Relocation is also a massive upheaval for families. If you are blessed with children, securing appropriate schooling can take time and partners may also need to relocate careers.

Many companies, particularly corporate organisations have far-reaching relocation assistance packages as part of remuneration offers; and can take a significant amount of cost and hardship out of relocation.

For the right individual, it can be the catalyst for a great new world of career progression and challenges – but before opting for relocation remember to weigh up both the physical and emotional costs of a move.”


Date posted: March 11, 2021 | Author: | 2 Comments » | Categories: Recruitment & Headhunting

2 Responses to The conundrum of relocation – thoughts of a headhunter.

  1. Nick Dulley says:

    I agree entirely but one thing that is also important when relocating is to embrace both the community and the culture especially if you are moving continents or country, as introverts rarely enjoy the new challenges outside of work and find it miserable until they have created a network of friends and a social life etc.
    It requires an investment of effort and patience to create this network but will make life much easier.

  2. Vincent Woodward says:

    Now I’m a bit older and wiser, I look back on the sacrifices I’ve made for my career and the ‘loyalty’ from my employers.
    I’ve relocated several times, worked 15 to 16 hour days and bought great success to my employers.

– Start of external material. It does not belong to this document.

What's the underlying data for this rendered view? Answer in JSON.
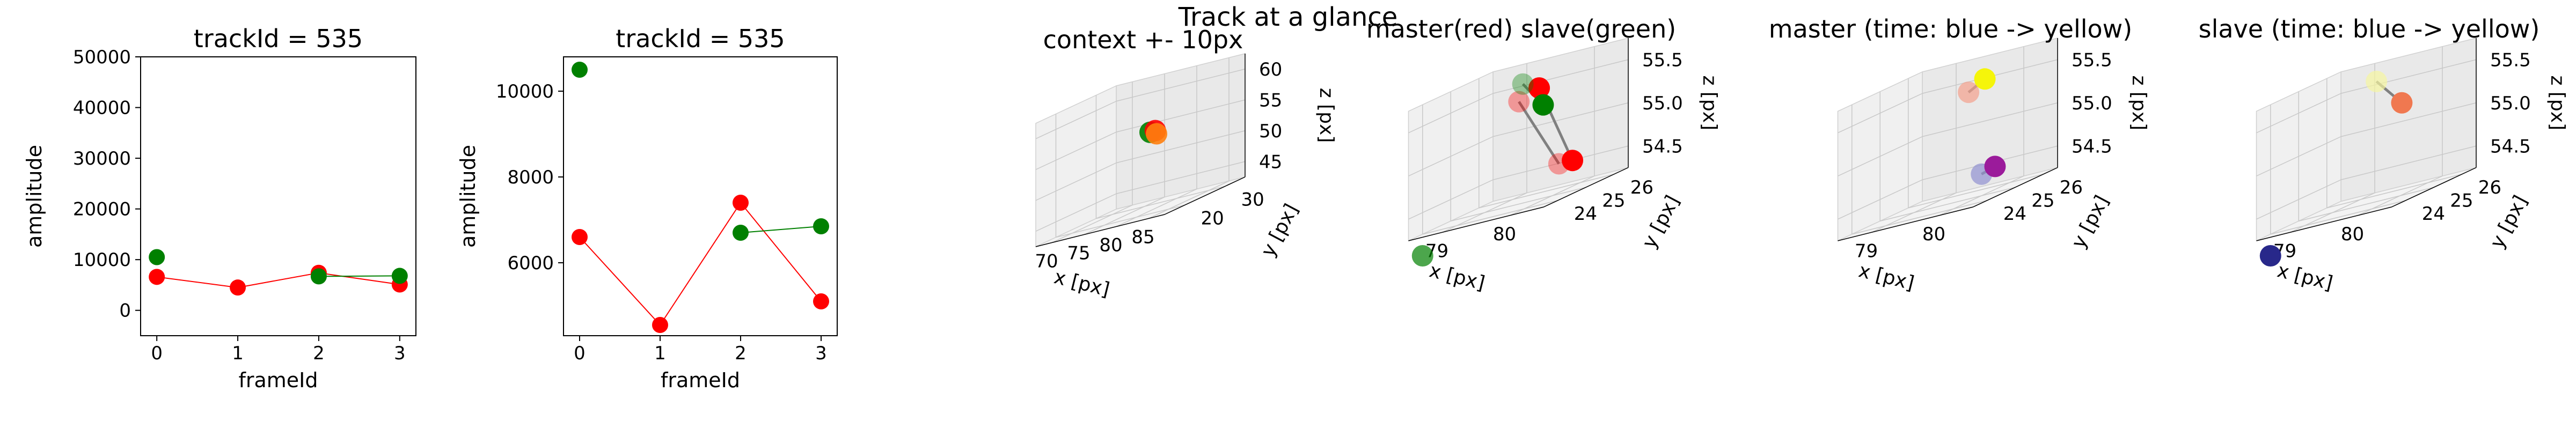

But the cost has been hard. Divorce, missing valuable time when my family were growing up. Losing contact with real friends and losing life while I was younger and had the energy to enjoy it!
    Did work ever fulfill the promise of a better standard of living or a better life for my family? No.. because I was to busy working, giving more to my employer than my family! But when times were tough in business, there was no loyalty.. the tough decisions of redundancy tore my life apart, but I still believed in my career!
    Now I’ve woken up to the game.. Those with power selling you a dream to motivate you to work harder to build their empires.
    I hope you don’t repeat my experience, and if you truly do make a better life for you and your family then congratulations. But before you throw yourself at the mercy of your career take a second thought, what is most important to you? To spend time with those you love or to spend time chasing a dream? Ask yourself who benefits from your efforts and is that where you want your energy to go?
    Good luck and I wish you a happy life for you and your families.